Thursday, 20 September 2018
PLANS to build 245 homes on farmland to the north of Emmer Green should be refused as there are enough housing sites elsewhere in South Oxfordshire, the district council has claimed.
Speaking on the final day of an inquiry into the council’s rejection of the scheme by Gladman Homes, its solicitor Robin Green hit back at the developer’s claim that the council hadn’t secured enough land to meet the next five years’ demand for new housing.
Gladman, which wants to develop three fields totalling 13.5 hectares between Peppard Road and Kiln Road, argued the shortfall rendered the council’s local plan invalid so sites that didn’t comply with its policies should be considered eligible.
The council says it has a 7.6-year land supply to meet its target of 627 new houses a year by 2027 but Gladman claimed the target should actually be 1,700 and therefore the true supply was much lower.
Mr Green told the final day of the inquiry, which took place at Henley Rugby Club last week, that Gladman’s figure was based on a document with no basis in planning law.
This was the Oxfordshire Housing and Growth Deal, which all six of the county’s local authorities were preparing in return for £215 million of Government investment in infrastructure and affordable housing.
A report said the county must take 100,000 homes by 2031 and that South Oxfordshire could take an extra 4,950 to help make up for Oxford being 15,000 units behind its quota.
Mr Green told inspector Nick Palmer that the council had signed no agreement to this effect and the deal should be seen as provisional.
He said: “It is not, in itself, intended to influence planning decisions. It doesn’t apportion housing numbers to individual local authorities because this is something for each to decide through its local plan and ultimately a joint strategy.
“It is merely a timetable for the production of local plans, the contents of which are for local authorities to decide.
“There’s no justification for using it to support this application… [and] no reasonable reader would understand it as imposing an obligation on the council to meet a portion of Oxford’s unmet need.
“The strategic housing market assessment conducted in 2014 recognises a shortfall across Oxfordshire but does not say how much should be provided as a consequence and, as per Government guidance, does not apply constraints.
“However, those issues are very relevant in deciding how much development can be accommodated and where it should be located.
“It would be perverse if the deal were used to justify an increase in housing numbers. The council’s current figure is properly derived using standard measurement and clearly demonstrates an adequate supply.”
John Fitzsimons, for the Campaign Against Gladman in Eye and Dunsden, said Gladman’s scheme would be a “parasitic” development on Reading borough.
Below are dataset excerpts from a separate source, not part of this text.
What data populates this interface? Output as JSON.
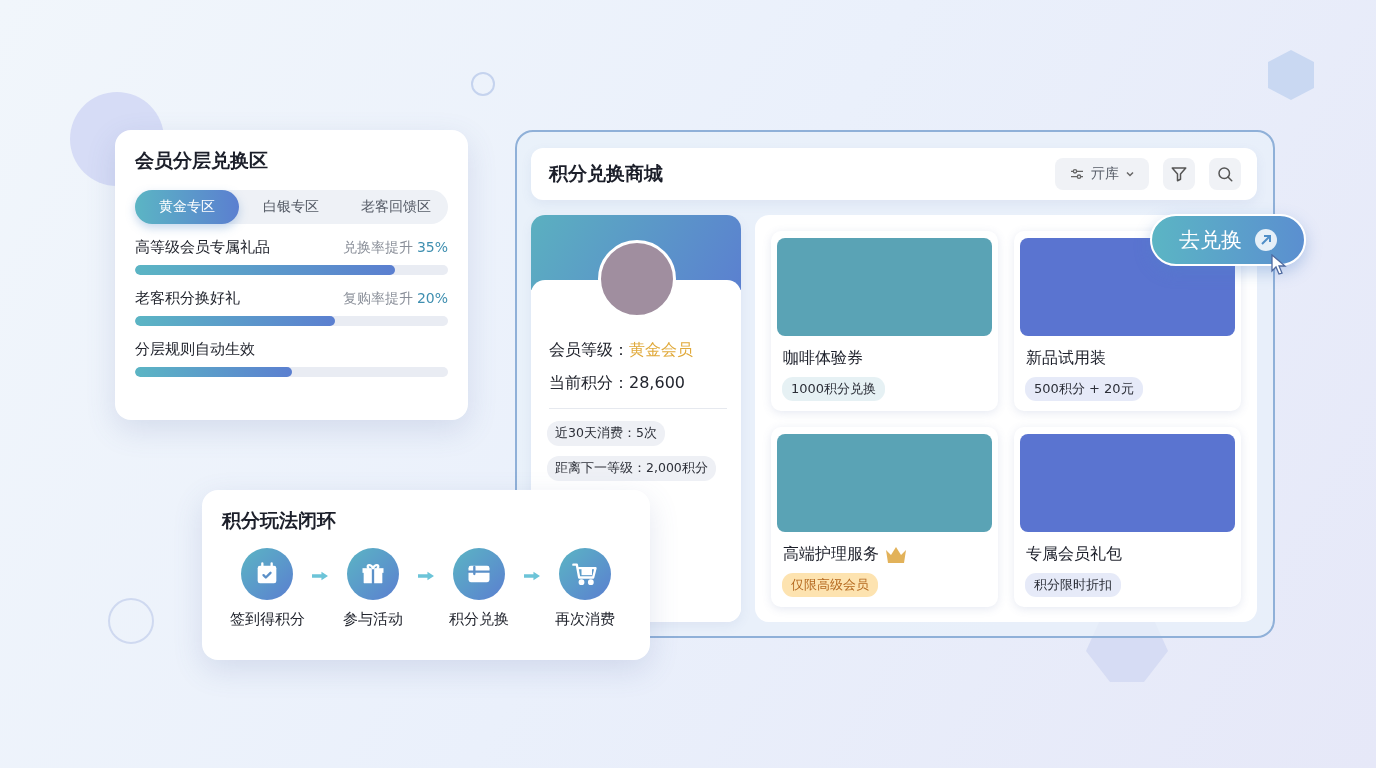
{
  "tier_panel": {
    "title": "会员分层兑换区",
    "tabs": [
      {
        "label": "黄金专区",
        "selected": true
      },
      {
        "label": "白银专区",
        "selected": false
      },
      {
        "label": "老客回馈区",
        "selected": false
      }
    ],
    "metrics": [
      {
        "label": "高等级会员专属礼品",
        "note": "兑换率提升",
        "rate": "35%",
        "level": 0.83
      },
      {
        "label": "老客积分换好礼",
        "note": "复购率提升",
        "rate": "20%",
        "level": 0.64
      },
      {
        "label": "分层规则自动生效",
        "level": 0.5
      }
    ]
  },
  "store": {
    "title": "积分兑换商城",
    "sort_label": "亓库",
    "member": {
      "level_label": "会员等级：",
      "level": "黄金会员",
      "points_label": "当前积分：",
      "points": "28,600",
      "chips": [
        "近30天消费：5次",
        "距离下一等级：2,000积分"
      ]
    },
    "products": [
      {
        "name": "咖啡体验券",
        "tag": "1000积分兑换",
        "color": "#5aa3b5",
        "premium": false
      },
      {
        "name": "新品试用装",
        "tag": "500积分 + 20元",
        "color": "#5a74d0",
        "premium": false
      },
      {
        "name": "高端护理服务",
        "tag": "仅限高级会员",
        "color": "#5aa3b5",
        "premium": true
      },
      {
        "name": "专属会员礼包",
        "tag": "积分限时折扣",
        "color": "#5a74d0",
        "premium": false
      }
    ]
  },
  "redeem_button": {
    "label": "去兑换"
  },
  "loop_panel": {
    "title": "积分玩法闭环",
    "steps": [
      {
        "label": "签到得积分",
        "kind": "calendar"
      },
      {
        "label": "参与活动",
        "kind": "gift"
      },
      {
        "label": "积分兑换",
        "kind": "card"
      },
      {
        "label": "再次消费",
        "kind": "cart"
      }
    ]
  }
}
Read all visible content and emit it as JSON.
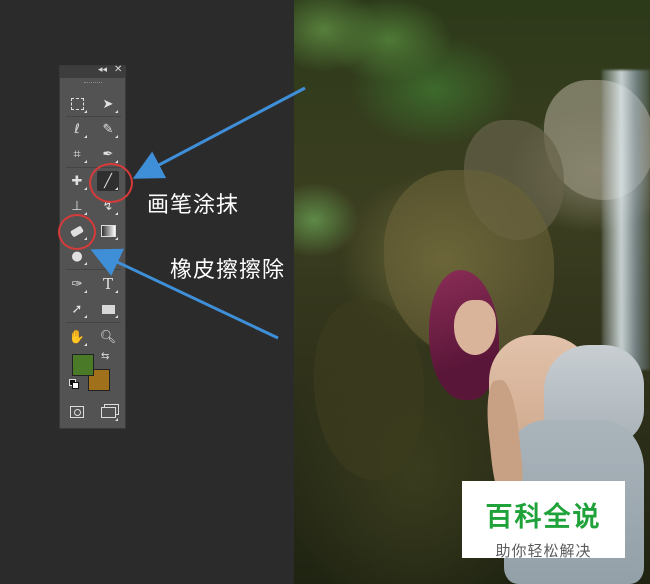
{
  "annotations": {
    "brush_label": "画笔涂抹",
    "eraser_label": "橡皮擦擦除"
  },
  "tools_panel": {
    "tools": [
      {
        "name": "rectangular-marquee",
        "icon": "marquee-icon"
      },
      {
        "name": "move",
        "icon": "move-icon"
      },
      {
        "name": "lasso",
        "icon": "lasso-icon"
      },
      {
        "name": "quick-selection",
        "icon": "quick-selection-icon"
      },
      {
        "name": "crop",
        "icon": "crop-icon"
      },
      {
        "name": "eyedropper",
        "icon": "eyedropper-icon"
      },
      {
        "name": "spot-healing",
        "icon": "bandage-icon"
      },
      {
        "name": "brush",
        "icon": "brush-icon",
        "selected": true
      },
      {
        "name": "clone-stamp",
        "icon": "stamp-icon"
      },
      {
        "name": "history-brush",
        "icon": "history-brush-icon"
      },
      {
        "name": "eraser",
        "icon": "eraser-icon"
      },
      {
        "name": "gradient",
        "icon": "gradient-icon"
      },
      {
        "name": "blur",
        "icon": "drop-icon"
      },
      {
        "name": "pen",
        "icon": "pen-icon"
      },
      {
        "name": "type",
        "icon": "type-icon",
        "label": "T"
      },
      {
        "name": "path-selection",
        "icon": "arrow-cursor-icon"
      },
      {
        "name": "rectangle-shape",
        "icon": "rectangle-icon"
      },
      {
        "name": "hand",
        "icon": "hand-icon"
      },
      {
        "name": "zoom",
        "icon": "magnifier-icon"
      },
      {
        "name": "quick-mask",
        "icon": "quick-mask-icon"
      },
      {
        "name": "screen-mode",
        "icon": "screen-mode-icon"
      }
    ],
    "foreground_color": "#4a7a27",
    "background_color": "#a0711a"
  },
  "watermark": {
    "title": "百科全说",
    "subtitle": "助你轻松解决"
  },
  "colors": {
    "annotation_circle": "#d83a3a",
    "arrow": "#3f8fd8"
  }
}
“The houses are not needed to meet a lack of supply there and with an adequate five-year supply in South Oxfordshire they’re certainly not needed here,” he said.
John Barrett, for Gladman, said the increase outlined in the deal was bound to be needed eventually and West Oxfordshire and Cherwell district councils had condemned South Oxfordshire for failing to agree to it.
He said West Oxfordshire’s local plan, which had just been approved, was based on the 2014 housing market assessment, which said South Oxfordshire’s target should go up to between 725 and 825 homes a year. This showed that it was a valid basis for deciding planning policies. Mr Barrett said: “It is quite frankly inconceivable that the district council can hope to maintain the benefits associated with the Oxfordshire growth deal without carrying some of the responsibility that comes with it.”
The district council refused Gladman’s plans a year ago and the developer appealed.
The first part of the inquiry took place in May and focused on sustainability and the impact on traffic, infrastructure and the landscape in Eye and Dunsden parish.
Opponents argued the application would put undue pressure on Reading’s roads, schools and surgeries and would be too far from the nearest shops and services for people to walk.
They said it would spoil views of the neighbouring Chilterns Area of Outstanding Natural Beauty and erode the green barrier between Reading and Sonning Common.
Gladman pointed out that the council’s own officers raised no such concerns and had recommended approval.
The land supply arguments were deferred as the district council announced it had achieved the five-year minimum on the day before proceedings opened and Gladman wanted time to analyse its figures.
Mr Palmer will announce his decision later.